Once a year the “Coordination Center for Equal Opportunities, Advancement of Women and Gender Studies” at the University Natural Resources and Life Sciences Vienna (BOKU) awards this prize for the best scientific thesis on a gender and diversity specific topic at the university. The selected master's thesis of Ayelech Kidie Mengesha investigated the impact of rural land certification on household’s decision to plant trees with a specific focus on women’s rights to trees in the Gozamen District in East Gojjam Zone, Ethiopia. She was nominated for the MSc and subsequently the PhD grant by the APPEAR project EduLAND2 – a project that aims at improving the education of land administration in Ethiopia – for which she has been actively engaged in the past year by contributing insights through her research papers and studies.

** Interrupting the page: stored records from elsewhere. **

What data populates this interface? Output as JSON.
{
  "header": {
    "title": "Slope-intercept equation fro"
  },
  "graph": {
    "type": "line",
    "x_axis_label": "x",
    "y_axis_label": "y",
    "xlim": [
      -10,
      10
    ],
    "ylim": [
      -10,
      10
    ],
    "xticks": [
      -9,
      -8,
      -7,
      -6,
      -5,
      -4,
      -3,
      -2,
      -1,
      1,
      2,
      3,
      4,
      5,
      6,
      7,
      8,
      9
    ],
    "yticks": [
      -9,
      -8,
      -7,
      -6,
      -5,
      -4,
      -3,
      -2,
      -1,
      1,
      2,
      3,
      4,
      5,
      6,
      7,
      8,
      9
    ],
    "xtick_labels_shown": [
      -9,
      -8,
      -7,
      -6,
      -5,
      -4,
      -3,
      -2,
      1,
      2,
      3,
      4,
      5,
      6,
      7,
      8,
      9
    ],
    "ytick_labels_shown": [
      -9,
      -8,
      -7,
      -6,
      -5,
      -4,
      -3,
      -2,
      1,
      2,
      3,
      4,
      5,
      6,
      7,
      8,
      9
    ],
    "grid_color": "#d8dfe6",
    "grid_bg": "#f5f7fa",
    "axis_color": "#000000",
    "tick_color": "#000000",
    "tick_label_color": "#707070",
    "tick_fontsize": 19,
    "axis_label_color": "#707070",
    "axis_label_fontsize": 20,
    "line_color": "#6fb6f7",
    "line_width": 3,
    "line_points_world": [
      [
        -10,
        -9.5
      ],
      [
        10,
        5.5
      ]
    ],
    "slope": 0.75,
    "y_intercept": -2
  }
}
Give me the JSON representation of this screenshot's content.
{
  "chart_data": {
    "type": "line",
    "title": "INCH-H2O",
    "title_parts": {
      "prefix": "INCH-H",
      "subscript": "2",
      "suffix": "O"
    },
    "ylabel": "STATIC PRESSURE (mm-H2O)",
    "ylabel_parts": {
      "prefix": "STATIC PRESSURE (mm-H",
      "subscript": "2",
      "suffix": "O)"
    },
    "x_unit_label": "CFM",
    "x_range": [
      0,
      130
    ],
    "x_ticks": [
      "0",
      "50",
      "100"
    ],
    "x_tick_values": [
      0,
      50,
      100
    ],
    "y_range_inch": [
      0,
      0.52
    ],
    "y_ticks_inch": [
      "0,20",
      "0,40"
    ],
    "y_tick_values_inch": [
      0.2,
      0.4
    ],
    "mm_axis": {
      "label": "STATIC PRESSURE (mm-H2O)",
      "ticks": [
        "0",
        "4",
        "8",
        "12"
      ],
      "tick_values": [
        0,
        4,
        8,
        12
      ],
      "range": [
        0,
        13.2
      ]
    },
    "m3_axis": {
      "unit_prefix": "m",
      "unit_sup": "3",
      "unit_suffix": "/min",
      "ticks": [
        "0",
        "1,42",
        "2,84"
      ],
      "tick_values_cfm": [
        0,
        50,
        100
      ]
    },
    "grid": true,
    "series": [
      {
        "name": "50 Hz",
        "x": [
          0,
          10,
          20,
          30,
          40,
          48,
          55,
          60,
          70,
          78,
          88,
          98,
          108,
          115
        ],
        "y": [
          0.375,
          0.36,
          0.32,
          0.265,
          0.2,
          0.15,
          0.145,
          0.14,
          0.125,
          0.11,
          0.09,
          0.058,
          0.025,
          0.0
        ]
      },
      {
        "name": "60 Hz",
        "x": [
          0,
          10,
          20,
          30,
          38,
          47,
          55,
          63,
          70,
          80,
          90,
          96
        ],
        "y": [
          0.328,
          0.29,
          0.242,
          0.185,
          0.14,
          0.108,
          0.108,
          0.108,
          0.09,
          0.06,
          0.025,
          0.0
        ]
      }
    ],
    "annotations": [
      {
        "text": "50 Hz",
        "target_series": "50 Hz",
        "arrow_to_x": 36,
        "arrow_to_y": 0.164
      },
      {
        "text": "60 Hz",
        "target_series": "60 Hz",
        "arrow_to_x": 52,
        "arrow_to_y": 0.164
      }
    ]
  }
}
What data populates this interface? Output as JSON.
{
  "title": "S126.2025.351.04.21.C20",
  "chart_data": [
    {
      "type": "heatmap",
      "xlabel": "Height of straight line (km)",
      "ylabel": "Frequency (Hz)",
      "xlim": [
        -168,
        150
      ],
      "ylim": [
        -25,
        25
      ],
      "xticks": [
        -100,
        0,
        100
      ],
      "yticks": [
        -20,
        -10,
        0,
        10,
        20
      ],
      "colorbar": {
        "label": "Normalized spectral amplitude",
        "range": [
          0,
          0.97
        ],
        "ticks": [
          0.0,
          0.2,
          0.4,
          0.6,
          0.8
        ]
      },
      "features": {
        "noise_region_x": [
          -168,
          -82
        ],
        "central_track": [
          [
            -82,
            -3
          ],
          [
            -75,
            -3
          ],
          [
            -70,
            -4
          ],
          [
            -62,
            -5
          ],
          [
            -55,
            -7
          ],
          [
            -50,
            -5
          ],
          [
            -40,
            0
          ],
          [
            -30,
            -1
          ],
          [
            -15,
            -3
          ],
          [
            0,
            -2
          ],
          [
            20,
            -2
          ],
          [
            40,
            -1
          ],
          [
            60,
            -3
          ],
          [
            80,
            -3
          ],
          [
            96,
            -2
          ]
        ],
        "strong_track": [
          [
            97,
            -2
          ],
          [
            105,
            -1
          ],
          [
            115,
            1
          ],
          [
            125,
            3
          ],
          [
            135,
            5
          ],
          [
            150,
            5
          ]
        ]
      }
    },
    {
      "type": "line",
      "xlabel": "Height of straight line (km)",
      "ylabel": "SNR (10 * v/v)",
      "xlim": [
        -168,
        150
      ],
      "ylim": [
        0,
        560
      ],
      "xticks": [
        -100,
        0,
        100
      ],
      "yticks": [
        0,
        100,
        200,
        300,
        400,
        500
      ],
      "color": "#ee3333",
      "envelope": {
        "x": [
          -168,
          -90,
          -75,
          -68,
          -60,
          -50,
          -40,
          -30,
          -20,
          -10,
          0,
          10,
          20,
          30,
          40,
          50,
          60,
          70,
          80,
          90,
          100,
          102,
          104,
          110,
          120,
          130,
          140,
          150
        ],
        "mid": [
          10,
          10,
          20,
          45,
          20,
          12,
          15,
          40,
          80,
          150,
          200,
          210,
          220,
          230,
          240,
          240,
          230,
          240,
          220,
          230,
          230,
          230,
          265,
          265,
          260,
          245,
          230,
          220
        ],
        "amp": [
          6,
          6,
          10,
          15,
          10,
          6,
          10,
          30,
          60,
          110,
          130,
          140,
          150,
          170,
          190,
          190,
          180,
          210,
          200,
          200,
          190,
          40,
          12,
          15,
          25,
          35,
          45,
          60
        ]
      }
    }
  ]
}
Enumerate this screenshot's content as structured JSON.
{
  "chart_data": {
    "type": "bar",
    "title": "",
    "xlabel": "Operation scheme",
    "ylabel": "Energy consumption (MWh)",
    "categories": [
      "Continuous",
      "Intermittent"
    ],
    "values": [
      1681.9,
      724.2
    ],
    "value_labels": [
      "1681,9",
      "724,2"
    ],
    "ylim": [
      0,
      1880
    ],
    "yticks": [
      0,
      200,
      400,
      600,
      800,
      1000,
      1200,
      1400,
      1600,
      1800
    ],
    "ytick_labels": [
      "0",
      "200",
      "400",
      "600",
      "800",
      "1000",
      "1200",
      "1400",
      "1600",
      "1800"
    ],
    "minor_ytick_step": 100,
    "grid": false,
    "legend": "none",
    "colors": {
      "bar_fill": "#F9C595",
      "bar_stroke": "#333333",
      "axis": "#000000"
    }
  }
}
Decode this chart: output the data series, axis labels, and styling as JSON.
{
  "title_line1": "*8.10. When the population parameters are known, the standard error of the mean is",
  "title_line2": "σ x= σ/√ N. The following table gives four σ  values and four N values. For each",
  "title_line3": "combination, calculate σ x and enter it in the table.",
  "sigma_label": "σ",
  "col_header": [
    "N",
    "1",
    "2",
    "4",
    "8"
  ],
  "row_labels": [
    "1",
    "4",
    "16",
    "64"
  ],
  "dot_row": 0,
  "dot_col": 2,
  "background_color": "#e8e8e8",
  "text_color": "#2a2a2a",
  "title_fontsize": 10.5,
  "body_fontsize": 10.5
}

Her research topic is highly relevant in the context of agroforestry and gender issues. The gender-specific approach is treated in the work as a cross-sectional issue. The thesis is a substantial contribution to an equal access to land and other natural resources between male and female persons in a local and global context referring to SDG 5 - Gender Equality.
It is already the second time that an APPEAR scholarship holder wins the Inge Dirmhirn Prize. In 2016, Lemlem Aregu Behailu received the prize for her research on: “Resilience of communal grasslands in the Ethiopian highlands: Integrating gender and social learning”.
Ayelech Kidie Mengesha has been an APPEAR scholarship holder since March 2017. She has completed her second master’s degree in mountain forestry at BOKU University in February 2019. Currently she is a PhD student at BOKU, Vienna and she is the coordinator of Debre Markos University (DMU) in the Africa-UniNet.